Tuesday 20 February 2018

Magee's abominable legacy of disgrace

Pope Benedict XIV blamed 'growing secularism' in his eventual apology for clerical sex abuse.

ALL roads from Bishop John Magee's disgrace in Cork lead back to his glory days in Rome. More specifically, they lead to the Vatican and the popes there who often had a greater influence over this Republic than the governments elected to serve its citizens.

Bishop Magee served as a private secretary to three popes and cultivated many powerful and influential friends in the sacred heart of Roman Catholicism.

When it was time to leave the splendour of the Vatican and the cocoon of a city-state run by canon law he was rewarded with a promotion to bishop and the diocese of Cloyne.

It is impossible to know how seriously he took the authority of the elected government of this State, but he had no compunction about lying to one of its ministers.

Bishop Magee also deliberately misled another inquiry and his own advisers by offering one account of a meeting with a priest suspect to the Vatican and keeping another for diocesan files.

Reading the long report, it is clear that Bishop Magee appeared to barely pay lip service to civic authority in Ireland while prostrating himself to his superiors in the Vatican. The Irish hierarchy assured the government and its congregation that its new guidelines would safeguard Irish children.

But the Vatican decided the Irish church's much-trumpeted guidelines were nothing more than a study document -- yet everyone was shocked by the latest scandal in Cloyne.
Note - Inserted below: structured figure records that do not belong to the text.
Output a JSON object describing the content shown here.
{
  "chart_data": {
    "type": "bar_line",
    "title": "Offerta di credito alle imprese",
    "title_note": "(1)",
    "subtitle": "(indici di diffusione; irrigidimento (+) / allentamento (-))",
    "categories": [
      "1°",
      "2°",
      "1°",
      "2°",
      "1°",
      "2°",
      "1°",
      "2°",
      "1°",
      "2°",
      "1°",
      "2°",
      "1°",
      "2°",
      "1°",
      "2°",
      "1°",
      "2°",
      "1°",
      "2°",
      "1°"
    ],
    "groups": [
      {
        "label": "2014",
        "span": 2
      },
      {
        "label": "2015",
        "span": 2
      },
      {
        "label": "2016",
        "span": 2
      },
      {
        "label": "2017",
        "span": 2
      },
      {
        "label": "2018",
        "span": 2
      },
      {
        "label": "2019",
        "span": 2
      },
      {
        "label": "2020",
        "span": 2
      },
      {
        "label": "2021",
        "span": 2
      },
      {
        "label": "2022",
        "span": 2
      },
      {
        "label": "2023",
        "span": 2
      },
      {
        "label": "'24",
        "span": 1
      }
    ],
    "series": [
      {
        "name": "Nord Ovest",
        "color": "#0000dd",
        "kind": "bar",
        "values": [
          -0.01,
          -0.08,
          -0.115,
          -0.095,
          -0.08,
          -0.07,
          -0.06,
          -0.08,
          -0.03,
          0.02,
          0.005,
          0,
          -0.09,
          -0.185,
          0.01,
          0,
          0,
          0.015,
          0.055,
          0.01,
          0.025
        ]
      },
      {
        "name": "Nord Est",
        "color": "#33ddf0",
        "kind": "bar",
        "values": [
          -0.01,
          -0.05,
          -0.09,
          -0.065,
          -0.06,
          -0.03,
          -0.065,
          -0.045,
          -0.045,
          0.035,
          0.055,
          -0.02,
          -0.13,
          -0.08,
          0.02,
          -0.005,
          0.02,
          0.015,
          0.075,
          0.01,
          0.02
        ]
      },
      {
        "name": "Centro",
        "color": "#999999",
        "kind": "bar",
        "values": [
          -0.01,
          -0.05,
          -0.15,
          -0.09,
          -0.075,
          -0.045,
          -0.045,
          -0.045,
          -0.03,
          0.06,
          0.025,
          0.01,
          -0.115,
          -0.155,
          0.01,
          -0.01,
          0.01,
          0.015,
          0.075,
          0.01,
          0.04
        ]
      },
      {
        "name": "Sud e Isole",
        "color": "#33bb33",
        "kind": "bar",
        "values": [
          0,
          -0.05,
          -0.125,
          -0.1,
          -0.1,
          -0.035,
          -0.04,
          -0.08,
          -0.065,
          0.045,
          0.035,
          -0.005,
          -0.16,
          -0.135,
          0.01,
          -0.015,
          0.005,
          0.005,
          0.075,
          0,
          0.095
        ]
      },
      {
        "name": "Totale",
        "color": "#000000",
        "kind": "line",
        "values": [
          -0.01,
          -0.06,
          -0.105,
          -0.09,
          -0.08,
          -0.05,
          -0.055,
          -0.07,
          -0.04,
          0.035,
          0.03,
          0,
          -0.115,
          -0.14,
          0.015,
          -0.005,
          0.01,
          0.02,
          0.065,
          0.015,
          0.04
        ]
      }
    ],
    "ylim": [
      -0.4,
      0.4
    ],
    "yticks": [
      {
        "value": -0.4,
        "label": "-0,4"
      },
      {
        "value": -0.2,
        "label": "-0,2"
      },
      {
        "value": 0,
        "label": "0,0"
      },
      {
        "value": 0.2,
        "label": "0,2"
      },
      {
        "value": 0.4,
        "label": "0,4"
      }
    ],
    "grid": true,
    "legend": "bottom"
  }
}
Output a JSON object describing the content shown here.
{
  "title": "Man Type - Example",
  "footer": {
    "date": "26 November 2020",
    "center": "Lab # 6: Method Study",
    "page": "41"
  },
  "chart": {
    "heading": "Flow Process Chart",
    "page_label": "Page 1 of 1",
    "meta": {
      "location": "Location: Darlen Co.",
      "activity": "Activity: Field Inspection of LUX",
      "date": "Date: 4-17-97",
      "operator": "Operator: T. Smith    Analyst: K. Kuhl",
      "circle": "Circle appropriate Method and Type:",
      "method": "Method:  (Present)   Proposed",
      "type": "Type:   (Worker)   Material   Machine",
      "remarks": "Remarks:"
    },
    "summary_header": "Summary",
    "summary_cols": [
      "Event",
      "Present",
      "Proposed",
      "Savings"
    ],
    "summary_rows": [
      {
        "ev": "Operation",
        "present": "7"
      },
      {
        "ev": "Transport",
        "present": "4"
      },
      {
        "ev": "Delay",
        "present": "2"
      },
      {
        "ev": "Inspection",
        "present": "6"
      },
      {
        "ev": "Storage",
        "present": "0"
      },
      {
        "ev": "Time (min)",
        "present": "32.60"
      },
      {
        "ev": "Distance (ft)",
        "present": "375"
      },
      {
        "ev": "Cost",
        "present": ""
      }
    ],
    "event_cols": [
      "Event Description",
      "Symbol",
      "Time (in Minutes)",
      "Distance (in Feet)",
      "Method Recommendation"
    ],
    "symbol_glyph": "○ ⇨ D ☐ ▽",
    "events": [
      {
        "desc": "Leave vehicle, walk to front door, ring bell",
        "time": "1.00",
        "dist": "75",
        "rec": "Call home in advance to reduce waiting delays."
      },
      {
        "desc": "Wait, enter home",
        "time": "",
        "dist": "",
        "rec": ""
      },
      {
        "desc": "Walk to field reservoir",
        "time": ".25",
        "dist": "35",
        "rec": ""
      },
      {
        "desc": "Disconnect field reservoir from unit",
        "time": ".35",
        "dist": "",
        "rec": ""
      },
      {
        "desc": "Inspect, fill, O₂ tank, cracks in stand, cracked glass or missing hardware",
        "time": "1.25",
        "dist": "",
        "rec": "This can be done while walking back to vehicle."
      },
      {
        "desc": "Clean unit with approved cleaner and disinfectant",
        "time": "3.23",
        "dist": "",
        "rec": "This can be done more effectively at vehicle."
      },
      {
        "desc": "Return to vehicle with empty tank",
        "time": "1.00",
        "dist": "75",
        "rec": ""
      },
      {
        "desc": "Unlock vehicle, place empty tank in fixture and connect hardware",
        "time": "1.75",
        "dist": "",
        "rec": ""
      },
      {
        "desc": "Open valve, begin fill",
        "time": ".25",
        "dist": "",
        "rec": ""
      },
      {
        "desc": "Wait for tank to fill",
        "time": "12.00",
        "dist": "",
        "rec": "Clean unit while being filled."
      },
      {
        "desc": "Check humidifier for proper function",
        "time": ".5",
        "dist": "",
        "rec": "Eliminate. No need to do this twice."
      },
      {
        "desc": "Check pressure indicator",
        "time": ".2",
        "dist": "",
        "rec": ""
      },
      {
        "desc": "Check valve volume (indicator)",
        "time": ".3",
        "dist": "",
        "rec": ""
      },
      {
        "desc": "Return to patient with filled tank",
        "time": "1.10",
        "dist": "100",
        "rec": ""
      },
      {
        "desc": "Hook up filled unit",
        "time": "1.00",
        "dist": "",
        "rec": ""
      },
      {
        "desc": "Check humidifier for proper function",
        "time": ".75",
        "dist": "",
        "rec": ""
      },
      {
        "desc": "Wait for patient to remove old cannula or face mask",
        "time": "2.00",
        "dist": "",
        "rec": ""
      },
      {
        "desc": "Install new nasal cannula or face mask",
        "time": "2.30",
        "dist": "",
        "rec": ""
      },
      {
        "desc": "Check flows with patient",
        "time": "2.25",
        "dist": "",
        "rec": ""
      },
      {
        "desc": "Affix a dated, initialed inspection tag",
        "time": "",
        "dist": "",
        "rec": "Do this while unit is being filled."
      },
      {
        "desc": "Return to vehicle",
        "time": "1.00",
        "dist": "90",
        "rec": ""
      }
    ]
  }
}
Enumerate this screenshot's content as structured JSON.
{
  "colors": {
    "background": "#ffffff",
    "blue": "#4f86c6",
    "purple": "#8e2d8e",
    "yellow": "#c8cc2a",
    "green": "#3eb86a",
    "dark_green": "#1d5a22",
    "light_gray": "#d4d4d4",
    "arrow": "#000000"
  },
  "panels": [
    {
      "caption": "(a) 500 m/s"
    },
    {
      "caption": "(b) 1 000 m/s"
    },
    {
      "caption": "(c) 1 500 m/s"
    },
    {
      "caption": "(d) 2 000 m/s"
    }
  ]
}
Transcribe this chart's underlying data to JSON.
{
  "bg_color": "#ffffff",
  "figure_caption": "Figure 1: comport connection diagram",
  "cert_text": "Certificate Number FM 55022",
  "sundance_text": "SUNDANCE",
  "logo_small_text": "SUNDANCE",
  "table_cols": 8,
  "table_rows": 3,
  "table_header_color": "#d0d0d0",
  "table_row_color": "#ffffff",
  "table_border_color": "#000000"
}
One of the most depressing elements of yesterday's chronicle of church-assisted child abuse in Cork was that they occurred in the past decade.

The Justice Minister and the Children's Minister came out with action plans as soon as the report was published yesterday.

The previous government made similar noises after the Ferns Report in 2005 and the report from the Dublin diocese in 2009.

Catholic leaders appear shocked and trot out well-honed apologies and give assurances that sound like those given after the other scandals over the past generation.

After a long incubation, Pope Benedict wrote a letter blaming "growing secularisation" in his apology for clerical sex abuse. He also appeared to relegate the civil and criminal law we all recognise to "its own area of competence" while elevating the supremacy of canon law.

Venerable old clerics like Bishop Magee who served their formative years in Rome were always going to put canon law above any man-made legislation from an elected parliament.

Yesterday's report said the Bishop of Cloyne "detached himself" from the management of child sex abuse cases until three years ago. His reputation is now in tatters and the damage he has wreaked on the church to which he dedicated his life will live on long after he has departed.